Methods and papers related to physics-based maching learning for modeling stochastic reaction networks, as developed in the thesis of Oliver K. Ernst
Eric Mjolsness Departments of Computer Science and Mathematics, UC Irvine
Click here to browse all code through this organization's GitHub page.
J. Chem. Phys. 149, 034107 (2018)
Finding reduced models of spatially distributed chemical reaction networks requires an estimation of which effective dynamics are relevant. We propose a machine learning approach to this coarse graining problem, where a maximum entropy approximation is constructed that evolves slowly in time.

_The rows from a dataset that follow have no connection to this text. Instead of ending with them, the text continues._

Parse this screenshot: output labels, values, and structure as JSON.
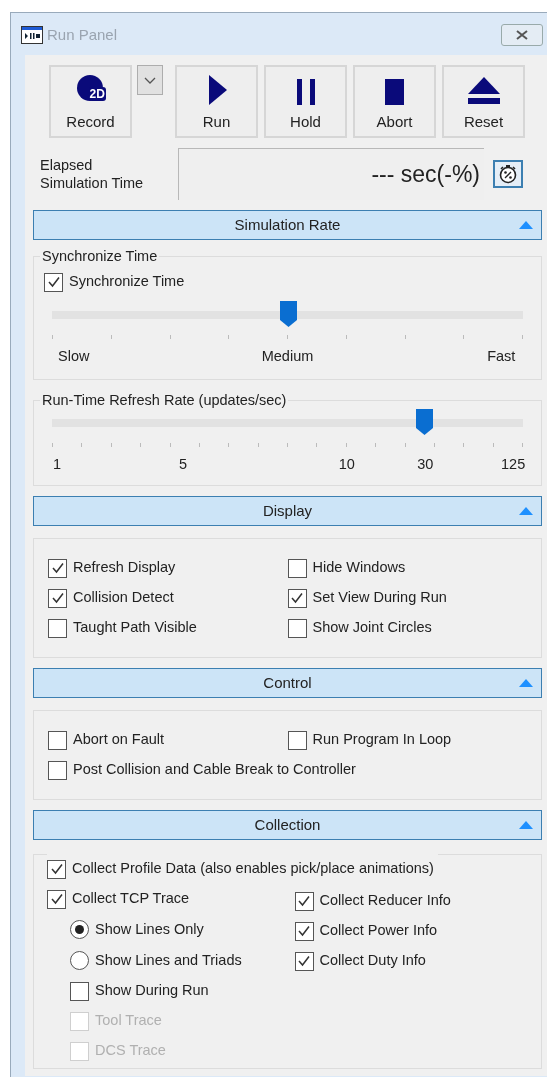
{
  "window": {
    "title": "Run Panel"
  },
  "toolbar": [
    {
      "kind": "record",
      "label": "Record",
      "badge": "2D"
    },
    {
      "kind": "dropdown"
    },
    {
      "kind": "run",
      "label": "Run"
    },
    {
      "kind": "hold",
      "label": "Hold"
    },
    {
      "kind": "abort",
      "label": "Abort"
    },
    {
      "kind": "reset",
      "label": "Reset"
    }
  ],
  "elapsed": {
    "label": "Elapsed Simulation Time",
    "value": "--- sec(-%)"
  },
  "sections": [
    {
      "kind": "rate",
      "title": "Simulation Rate",
      "expanded": true,
      "sync_group": {
        "title": "Synchronize Time",
        "checkbox": {
          "label": "Synchronize Time",
          "checked": true
        },
        "slider": {
          "level": 0.5,
          "labels": [
            "Slow",
            "Medium",
            "Fast"
          ]
        }
      },
      "refresh_group": {
        "title": "Run-Time Refresh Rate (updates/sec)",
        "slider": {
          "level": 0.79,
          "labels": [
            "1",
            "5",
            "10",
            "30",
            "125"
          ]
        }
      }
    },
    {
      "kind": "checks",
      "title": "Display",
      "expanded": true,
      "items": [
        {
          "label": "Refresh Display",
          "checked": true
        },
        {
          "label": "Hide Windows",
          "checked": false
        },
        {
          "label": "Collision Detect",
          "checked": true
        },
        {
          "label": "Set View During Run",
          "checked": true
        },
        {
          "label": "Taught Path Visible",
          "checked": false
        },
        {
          "label": "Show Joint Circles",
          "checked": false
        }
      ]
    },
    {
      "kind": "checks",
      "title": "Control",
      "expanded": true,
      "items": [
        {
          "label": "Abort on Fault",
          "checked": false
        },
        {
          "label": "Run Program In Loop",
          "checked": false
        },
        {
          "label": "Post Collision and Cable Break to Controller",
          "checked": false
        }
      ]
    },
    {
      "kind": "collection",
      "title": "Collection",
      "expanded": true,
      "top": {
        "label": "Collect Profile Data (also enables pick/place animations)",
        "checked": true
      },
      "left": [
        {
          "kind": "checkbox",
          "label": "Collect TCP Trace",
          "checked": true,
          "disabled": false,
          "children": [
            {
              "kind": "radio",
              "label": "Show Lines Only",
              "selected": true,
              "disabled": false
            },
            {
              "kind": "radio",
              "label": "Show Lines and Triads",
              "selected": false,
              "disabled": false
            },
            {
              "kind": "checkbox",
              "label": "Show During Run",
              "checked": false,
              "disabled": false
            },
            {
              "kind": "checkbox",
              "label": "Tool Trace",
              "checked": false,
              "disabled": true
            },
            {
              "kind": "checkbox",
              "label": "DCS Trace",
              "checked": false,
              "disabled": true
            }
          ]
        }
      ],
      "right": [
        {
          "kind": "checkbox",
          "label": "Collect Reducer Info",
          "checked": true,
          "disabled": false
        },
        {
          "kind": "checkbox",
          "label": "Collect Power Info",
          "checked": true,
          "disabled": false
        },
        {
          "kind": "checkbox",
          "label": "Collect Duty Info",
          "checked": true,
          "disabled": false
        }
      ]
    }
  ]
}
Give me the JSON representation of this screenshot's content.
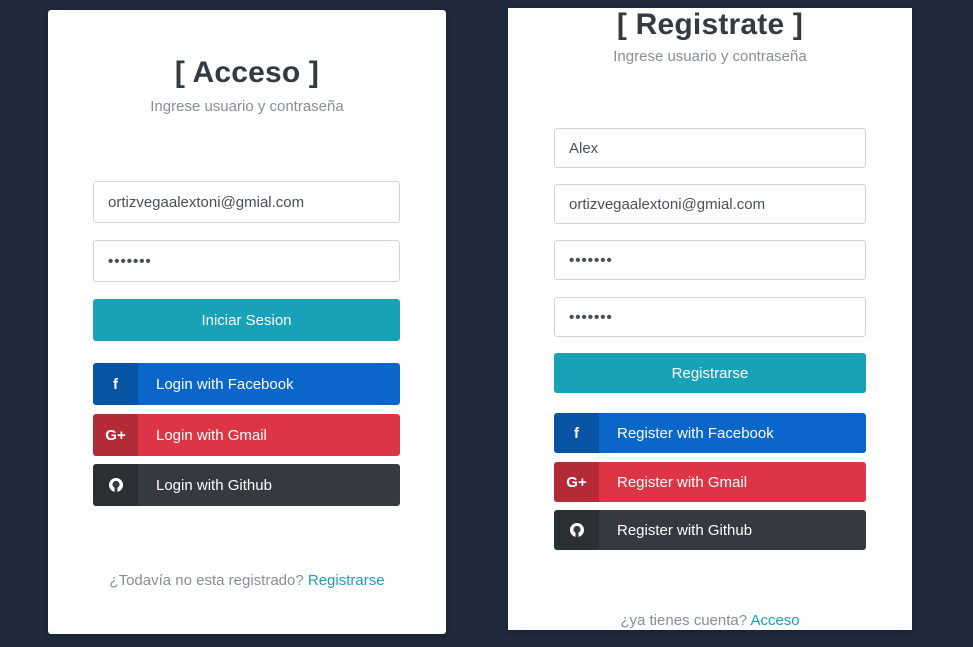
{
  "login": {
    "title": "[ Acceso ]",
    "subtitle": "Ingrese usuario y contraseña",
    "email_value": "ortizvegaalextoni@gmial.com",
    "password_value": "•••••••",
    "submit_label": "Iniciar Sesion",
    "facebook_label": "Login with Facebook",
    "gmail_label": "Login with Gmail",
    "github_label": "Login with Github",
    "footer_text": "¿Todavía no esta registrado?",
    "footer_link": "Registrarse"
  },
  "register": {
    "title": "[ Registrate ]",
    "subtitle": "Ingrese usuario y contraseña",
    "name_value": "Alex",
    "email_value": "ortizvegaalextoni@gmial.com",
    "password_value": "•••••••",
    "password_confirm_value": "•••••••",
    "submit_label": "Registrarse",
    "facebook_label": "Register with Facebook",
    "gmail_label": "Register with Gmail",
    "github_label": "Register with Github",
    "footer_text": "¿ya tienes cuenta?",
    "footer_link": "Acceso"
  },
  "icons": {
    "facebook": "f",
    "gmail": "G+",
    "github": "github-icon"
  },
  "colors": {
    "background": "#1f2a3a",
    "primary": "#17a2b8",
    "facebook": "#0a66c9",
    "gmail": "#dc3545",
    "github": "#343a40"
  }
}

The dynamical model governing the approximation is expressed as a functional, allowing a general treatment of spatial interactions. In contrast to typical machine learning approaches which estimate the interaction parameters of a graphical model, we derive Boltzmann-machine like learning algorithms to estimate directly the functionals dictating the time evolution of these parameters. By incorporating analytic solutions from simple reaction motifs, an efficient simulation method is demonstrated for systems ranging from toy problems to basic biologically relevant networks. The broadly applicable nature of our approach to learning spatial dynamics suggests promising applications to multiscale methods for spatial networks, as well as to further problems in machine learning.
A complete description of the code can be found on the GitHub page’s Readme files. All code is written in Mathematica notebooks.